Hydrogen sulfide (H₂S) is a toxic air pollutant that causes immune damage. Recent studies have found that neutrophil extracellular trap (NET) formation is one way in which neutrophils exert immune functions. In addition, the formation of NETs is also related to thrombosis and autoimmune diseases. Recent studies have shown that miRNAs are involved in the regulation of a variety of pathophysiological processes. Here, we investigated the role of H₂S in regulating the formation of NETs by affecting miR-16–5p. Our study established an in vitro H₂S exposure model for neutrophils using phorbol-myristate-acetate (PMA) to induce NET formation. We observed the morphological changes of cells with scanning electron microscopy and fluorescence microscopy. Then, the content of extracellular DNA and the expression of MPO and NE in each group were detected. The results showed that H₂S inhibited the formation of NETs. The expression of miR-16–5p and its target genes PiK3R1 and RAF1 was then measured by qRT-PCR. H₂S upregulated miR-16–5p and inhibited expression of the target genes PiK3R1 and RAF1, and it subsequently inhibited the Pi3K/AKT and ERK pathways and decreased respiratory burst levels. Furthermore, H₂S attenuated inositol 1,4,5-trisphosphate receptor (IP3R)-mediated endoplasmic reticulum calcium outflow as well as autophagy caused by PMA. This study enriches H₂S immunotoxicity research and provides a possible solution for the treatment of NET-related diseases.

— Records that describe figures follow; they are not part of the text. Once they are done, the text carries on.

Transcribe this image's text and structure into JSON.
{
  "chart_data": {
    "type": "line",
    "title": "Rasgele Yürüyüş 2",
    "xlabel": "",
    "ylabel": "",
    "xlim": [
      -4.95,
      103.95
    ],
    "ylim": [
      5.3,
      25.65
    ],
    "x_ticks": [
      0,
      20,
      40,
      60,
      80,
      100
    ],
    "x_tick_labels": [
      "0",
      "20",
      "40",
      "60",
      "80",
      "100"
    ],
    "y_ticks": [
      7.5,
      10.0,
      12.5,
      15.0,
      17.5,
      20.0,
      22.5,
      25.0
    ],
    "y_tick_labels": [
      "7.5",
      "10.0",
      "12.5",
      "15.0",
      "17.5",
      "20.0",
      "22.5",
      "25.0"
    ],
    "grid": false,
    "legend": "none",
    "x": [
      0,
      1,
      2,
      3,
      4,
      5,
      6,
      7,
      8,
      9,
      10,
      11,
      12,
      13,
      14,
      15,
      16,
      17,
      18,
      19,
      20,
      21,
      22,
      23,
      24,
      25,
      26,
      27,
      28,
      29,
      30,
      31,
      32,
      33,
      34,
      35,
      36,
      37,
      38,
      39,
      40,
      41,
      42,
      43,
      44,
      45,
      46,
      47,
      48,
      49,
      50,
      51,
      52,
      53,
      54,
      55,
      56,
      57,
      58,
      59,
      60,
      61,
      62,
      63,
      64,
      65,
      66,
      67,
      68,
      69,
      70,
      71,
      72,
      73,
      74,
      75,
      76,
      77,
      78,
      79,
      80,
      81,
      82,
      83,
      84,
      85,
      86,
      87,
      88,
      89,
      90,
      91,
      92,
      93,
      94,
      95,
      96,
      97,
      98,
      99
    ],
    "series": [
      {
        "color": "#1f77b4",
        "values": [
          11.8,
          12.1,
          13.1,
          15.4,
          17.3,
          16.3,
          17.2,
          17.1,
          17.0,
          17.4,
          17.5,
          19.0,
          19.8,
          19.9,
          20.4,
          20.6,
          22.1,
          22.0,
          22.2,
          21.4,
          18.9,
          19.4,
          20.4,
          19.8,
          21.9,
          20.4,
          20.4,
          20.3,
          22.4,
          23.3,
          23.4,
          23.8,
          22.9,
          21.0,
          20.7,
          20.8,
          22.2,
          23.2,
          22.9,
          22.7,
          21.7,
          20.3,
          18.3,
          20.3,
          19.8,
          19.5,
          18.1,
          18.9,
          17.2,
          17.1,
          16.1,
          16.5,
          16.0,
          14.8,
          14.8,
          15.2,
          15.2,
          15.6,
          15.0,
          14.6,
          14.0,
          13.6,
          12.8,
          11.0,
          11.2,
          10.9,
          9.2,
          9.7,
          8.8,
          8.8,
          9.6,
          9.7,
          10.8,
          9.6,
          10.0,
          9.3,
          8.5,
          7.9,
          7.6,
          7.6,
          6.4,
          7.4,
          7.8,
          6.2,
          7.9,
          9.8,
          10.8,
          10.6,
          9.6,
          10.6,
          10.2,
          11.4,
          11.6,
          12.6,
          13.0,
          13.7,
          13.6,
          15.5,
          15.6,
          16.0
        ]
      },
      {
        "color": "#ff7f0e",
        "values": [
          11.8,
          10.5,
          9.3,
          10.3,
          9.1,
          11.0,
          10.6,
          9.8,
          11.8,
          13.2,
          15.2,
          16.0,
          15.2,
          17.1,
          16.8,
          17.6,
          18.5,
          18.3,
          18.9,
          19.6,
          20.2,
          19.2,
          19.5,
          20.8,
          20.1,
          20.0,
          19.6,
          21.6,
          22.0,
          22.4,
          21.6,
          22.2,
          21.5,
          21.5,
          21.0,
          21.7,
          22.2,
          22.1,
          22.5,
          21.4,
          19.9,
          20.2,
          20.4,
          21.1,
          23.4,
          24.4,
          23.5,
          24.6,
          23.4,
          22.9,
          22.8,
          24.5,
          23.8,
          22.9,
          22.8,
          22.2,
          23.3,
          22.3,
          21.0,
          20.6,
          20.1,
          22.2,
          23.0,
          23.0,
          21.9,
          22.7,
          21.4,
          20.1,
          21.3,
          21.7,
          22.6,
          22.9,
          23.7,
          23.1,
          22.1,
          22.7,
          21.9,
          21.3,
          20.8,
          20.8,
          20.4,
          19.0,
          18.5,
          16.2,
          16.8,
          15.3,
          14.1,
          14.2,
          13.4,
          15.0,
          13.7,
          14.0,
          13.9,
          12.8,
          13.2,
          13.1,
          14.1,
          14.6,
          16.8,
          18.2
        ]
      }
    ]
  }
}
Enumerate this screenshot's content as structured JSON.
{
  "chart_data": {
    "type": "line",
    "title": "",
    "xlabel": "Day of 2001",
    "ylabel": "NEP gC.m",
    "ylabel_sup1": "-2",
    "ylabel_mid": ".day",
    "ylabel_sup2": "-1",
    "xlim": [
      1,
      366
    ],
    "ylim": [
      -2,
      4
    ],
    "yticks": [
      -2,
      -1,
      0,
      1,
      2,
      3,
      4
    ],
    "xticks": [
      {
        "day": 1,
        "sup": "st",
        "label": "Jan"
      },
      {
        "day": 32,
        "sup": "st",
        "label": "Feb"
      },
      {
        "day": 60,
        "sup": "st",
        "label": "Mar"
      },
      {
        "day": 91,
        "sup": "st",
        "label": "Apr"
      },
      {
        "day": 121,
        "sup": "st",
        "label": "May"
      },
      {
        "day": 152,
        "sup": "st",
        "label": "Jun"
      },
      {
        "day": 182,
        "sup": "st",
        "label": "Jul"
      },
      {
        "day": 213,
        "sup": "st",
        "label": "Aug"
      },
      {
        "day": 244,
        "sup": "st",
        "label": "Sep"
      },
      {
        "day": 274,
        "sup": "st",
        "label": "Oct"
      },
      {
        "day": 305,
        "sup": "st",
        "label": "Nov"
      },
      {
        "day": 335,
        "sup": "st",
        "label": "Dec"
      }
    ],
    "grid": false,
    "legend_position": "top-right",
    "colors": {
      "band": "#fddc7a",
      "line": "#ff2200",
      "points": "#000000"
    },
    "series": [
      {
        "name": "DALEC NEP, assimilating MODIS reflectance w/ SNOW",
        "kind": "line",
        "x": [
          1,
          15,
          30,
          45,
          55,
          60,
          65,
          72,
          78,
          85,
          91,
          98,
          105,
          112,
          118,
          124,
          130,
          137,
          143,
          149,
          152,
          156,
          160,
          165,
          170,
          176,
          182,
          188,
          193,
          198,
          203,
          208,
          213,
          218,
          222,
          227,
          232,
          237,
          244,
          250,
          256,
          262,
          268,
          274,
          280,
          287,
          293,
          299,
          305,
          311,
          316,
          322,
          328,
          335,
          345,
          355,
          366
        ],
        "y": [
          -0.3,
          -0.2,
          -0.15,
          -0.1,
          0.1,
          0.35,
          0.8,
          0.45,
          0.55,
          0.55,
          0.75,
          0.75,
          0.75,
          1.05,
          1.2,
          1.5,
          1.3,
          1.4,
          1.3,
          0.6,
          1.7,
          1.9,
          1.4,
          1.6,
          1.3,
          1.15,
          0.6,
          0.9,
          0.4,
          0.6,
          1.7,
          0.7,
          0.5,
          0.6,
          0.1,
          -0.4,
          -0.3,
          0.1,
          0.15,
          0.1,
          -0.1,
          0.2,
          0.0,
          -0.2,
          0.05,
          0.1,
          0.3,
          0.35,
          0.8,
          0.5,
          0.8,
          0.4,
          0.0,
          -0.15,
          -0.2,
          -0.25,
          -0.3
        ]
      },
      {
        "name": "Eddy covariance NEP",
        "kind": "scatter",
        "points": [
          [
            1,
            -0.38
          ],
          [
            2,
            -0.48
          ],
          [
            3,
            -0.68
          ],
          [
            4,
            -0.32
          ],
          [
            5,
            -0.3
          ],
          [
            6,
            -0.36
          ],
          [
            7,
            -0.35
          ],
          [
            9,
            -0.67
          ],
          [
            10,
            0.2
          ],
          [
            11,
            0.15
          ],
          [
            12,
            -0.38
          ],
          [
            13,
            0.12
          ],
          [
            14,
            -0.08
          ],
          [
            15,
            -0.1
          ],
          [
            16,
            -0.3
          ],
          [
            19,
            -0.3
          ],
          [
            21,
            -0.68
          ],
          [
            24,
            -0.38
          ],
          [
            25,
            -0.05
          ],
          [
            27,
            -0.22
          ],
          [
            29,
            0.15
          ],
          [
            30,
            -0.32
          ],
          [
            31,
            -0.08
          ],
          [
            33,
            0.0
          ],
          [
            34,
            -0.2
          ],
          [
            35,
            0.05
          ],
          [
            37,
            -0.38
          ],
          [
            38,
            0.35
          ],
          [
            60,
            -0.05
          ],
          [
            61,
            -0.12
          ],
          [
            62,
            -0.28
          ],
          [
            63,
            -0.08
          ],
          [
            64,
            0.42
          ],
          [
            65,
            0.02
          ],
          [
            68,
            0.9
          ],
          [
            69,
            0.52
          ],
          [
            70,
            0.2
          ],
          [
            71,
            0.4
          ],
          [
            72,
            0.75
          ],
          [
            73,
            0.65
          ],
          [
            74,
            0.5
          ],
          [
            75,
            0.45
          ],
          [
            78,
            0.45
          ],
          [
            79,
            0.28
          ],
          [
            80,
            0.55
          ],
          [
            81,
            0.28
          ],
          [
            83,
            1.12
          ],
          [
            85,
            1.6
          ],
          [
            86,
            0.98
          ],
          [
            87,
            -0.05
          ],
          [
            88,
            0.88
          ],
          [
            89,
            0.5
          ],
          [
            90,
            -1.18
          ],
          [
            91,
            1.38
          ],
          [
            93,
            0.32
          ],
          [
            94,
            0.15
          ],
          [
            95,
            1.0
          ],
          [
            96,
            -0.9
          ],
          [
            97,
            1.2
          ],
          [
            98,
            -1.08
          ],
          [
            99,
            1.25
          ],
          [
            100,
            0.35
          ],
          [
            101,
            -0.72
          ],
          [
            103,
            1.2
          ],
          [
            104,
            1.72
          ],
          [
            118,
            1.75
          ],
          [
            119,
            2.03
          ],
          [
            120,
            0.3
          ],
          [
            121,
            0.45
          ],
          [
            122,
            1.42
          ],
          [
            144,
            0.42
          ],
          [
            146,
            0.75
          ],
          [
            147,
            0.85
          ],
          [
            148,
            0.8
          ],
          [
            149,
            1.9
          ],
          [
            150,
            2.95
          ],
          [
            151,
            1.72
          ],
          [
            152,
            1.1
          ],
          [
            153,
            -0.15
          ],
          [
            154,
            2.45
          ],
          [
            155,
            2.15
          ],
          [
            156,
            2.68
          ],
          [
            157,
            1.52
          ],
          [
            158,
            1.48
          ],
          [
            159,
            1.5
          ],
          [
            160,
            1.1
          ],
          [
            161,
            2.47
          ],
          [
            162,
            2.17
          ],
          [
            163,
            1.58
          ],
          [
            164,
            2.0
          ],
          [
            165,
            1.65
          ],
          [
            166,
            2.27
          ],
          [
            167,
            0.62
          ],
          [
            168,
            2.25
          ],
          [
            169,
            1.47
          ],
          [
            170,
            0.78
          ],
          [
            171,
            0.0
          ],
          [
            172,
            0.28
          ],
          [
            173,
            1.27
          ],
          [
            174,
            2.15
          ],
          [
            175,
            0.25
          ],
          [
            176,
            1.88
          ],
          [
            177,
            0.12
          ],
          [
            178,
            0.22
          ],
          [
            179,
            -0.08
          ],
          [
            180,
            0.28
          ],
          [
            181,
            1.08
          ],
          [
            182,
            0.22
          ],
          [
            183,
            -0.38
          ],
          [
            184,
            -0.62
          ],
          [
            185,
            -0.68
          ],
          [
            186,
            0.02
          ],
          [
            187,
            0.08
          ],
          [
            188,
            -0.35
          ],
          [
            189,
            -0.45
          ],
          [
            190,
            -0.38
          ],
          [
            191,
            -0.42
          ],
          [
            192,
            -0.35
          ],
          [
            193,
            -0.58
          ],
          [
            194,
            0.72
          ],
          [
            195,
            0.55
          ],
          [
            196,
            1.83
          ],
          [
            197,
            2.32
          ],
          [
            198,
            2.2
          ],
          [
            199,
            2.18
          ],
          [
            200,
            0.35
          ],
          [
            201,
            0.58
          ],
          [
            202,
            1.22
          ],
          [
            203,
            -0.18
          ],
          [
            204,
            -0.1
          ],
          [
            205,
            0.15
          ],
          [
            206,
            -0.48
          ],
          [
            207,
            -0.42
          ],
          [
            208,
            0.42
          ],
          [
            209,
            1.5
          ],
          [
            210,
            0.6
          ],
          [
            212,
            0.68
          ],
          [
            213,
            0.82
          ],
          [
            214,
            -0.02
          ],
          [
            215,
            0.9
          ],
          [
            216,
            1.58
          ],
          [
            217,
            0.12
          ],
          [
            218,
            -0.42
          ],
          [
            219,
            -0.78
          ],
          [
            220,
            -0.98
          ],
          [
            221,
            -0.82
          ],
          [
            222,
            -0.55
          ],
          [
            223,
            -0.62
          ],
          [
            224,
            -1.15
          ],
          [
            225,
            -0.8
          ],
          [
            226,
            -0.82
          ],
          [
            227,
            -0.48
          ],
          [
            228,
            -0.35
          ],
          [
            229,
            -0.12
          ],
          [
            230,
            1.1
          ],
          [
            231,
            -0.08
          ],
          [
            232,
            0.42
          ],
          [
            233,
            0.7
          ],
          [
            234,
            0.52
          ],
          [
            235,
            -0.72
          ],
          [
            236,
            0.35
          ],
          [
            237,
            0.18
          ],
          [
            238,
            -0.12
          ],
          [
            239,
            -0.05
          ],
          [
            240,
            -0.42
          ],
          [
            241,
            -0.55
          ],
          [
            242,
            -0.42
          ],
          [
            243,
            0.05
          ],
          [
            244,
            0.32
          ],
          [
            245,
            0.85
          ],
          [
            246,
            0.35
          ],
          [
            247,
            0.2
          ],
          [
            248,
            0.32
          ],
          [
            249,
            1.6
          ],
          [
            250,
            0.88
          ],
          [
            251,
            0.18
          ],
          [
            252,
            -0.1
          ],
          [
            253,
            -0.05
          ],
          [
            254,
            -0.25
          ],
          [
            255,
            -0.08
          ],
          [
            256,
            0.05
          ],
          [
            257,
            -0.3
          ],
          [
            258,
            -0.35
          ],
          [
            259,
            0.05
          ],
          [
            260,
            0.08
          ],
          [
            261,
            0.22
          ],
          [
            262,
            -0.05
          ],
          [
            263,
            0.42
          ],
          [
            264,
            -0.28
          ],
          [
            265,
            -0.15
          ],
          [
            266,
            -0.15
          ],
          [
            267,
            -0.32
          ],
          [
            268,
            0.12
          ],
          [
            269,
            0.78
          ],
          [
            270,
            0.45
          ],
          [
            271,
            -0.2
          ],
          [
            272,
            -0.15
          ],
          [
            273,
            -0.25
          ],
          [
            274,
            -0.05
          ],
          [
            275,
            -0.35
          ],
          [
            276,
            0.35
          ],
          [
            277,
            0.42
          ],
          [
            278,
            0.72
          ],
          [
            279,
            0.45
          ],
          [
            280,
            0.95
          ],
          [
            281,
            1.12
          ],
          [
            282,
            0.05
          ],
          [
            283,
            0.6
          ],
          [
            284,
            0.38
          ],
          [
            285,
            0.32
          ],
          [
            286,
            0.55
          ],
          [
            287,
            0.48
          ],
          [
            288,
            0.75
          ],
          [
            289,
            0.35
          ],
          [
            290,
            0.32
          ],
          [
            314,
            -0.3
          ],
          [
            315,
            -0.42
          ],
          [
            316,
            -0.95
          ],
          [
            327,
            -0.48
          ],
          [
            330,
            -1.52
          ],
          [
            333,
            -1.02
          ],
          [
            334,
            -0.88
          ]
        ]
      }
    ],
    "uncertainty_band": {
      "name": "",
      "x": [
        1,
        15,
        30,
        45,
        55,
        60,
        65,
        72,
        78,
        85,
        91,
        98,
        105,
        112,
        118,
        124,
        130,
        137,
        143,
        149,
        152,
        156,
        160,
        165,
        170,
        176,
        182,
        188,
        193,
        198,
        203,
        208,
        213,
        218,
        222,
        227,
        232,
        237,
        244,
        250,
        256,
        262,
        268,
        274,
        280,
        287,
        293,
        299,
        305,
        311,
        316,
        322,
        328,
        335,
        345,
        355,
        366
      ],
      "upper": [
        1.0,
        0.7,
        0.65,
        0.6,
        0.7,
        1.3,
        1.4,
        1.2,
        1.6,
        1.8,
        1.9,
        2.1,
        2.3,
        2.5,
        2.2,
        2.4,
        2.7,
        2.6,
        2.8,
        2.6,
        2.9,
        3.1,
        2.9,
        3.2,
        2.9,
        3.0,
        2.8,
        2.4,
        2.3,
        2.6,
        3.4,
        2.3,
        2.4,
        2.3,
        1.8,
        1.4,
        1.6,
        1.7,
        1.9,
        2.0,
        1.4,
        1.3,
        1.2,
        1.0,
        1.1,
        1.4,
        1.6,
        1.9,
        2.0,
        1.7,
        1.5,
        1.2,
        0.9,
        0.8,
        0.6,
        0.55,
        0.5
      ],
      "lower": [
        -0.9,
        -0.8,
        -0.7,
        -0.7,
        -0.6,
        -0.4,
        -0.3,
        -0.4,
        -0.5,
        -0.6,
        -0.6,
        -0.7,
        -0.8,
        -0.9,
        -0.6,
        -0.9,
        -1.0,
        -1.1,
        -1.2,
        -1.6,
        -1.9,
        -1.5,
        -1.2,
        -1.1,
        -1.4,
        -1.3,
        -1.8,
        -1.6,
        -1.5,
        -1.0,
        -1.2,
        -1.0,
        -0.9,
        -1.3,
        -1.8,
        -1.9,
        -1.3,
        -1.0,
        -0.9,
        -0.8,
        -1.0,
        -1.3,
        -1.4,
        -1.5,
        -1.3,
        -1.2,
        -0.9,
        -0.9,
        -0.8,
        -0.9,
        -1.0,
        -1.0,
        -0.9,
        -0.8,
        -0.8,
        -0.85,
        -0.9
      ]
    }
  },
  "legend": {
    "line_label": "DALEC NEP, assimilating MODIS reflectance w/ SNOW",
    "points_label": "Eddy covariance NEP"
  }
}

硫化氢（H ₂ S）是一种有毒的空气污染物，会引起免疫损伤。最近的研究发现，嗜中性白细胞胞外陷阱（NET）的形成是嗜中性白细胞发挥免疫功能的一种方式。此外，NETs的形成还与血栓形成和自身免疫性疾病有关。最近的研究表明，miRNA参与了多种病理生理过程的调控。在这里，我们研究了H ₂ S通过影响miR-16-5p在调节NETs形成中的作用。我们的研究建立了体外H ₂中性粒细胞的S暴露模型，使用佛波-肉豆蔻酸酯-乙酸酯（PMA）诱导NET的形成。我们用扫描电子显微镜和荧光显微镜观察了细胞的形态变化。然后，检测每组中细胞外DNA的含量以及MPO和NE的表达。结果表明，H ₂ S抑制了NETs的形成。然后通过qRT-PCR测量miR-16-5p及其靶基因PiK3R1和RAF1的表达。H ₂ S上调了miR-16-5p并抑制了靶基因PiK3R1和RAF1的表达，随后它抑制了Pi3K / AKT和ERK途径并降低了呼吸爆发水平。此外，H ₂S减弱了肌醇1,4,5-三磷酸受体（IP3R）介导的内质网钙流出以及PMA引起的自噬。这项研究丰富了H ₂ S免疫毒性研究，并为治疗NET相关疾病提供了可能的解决方案。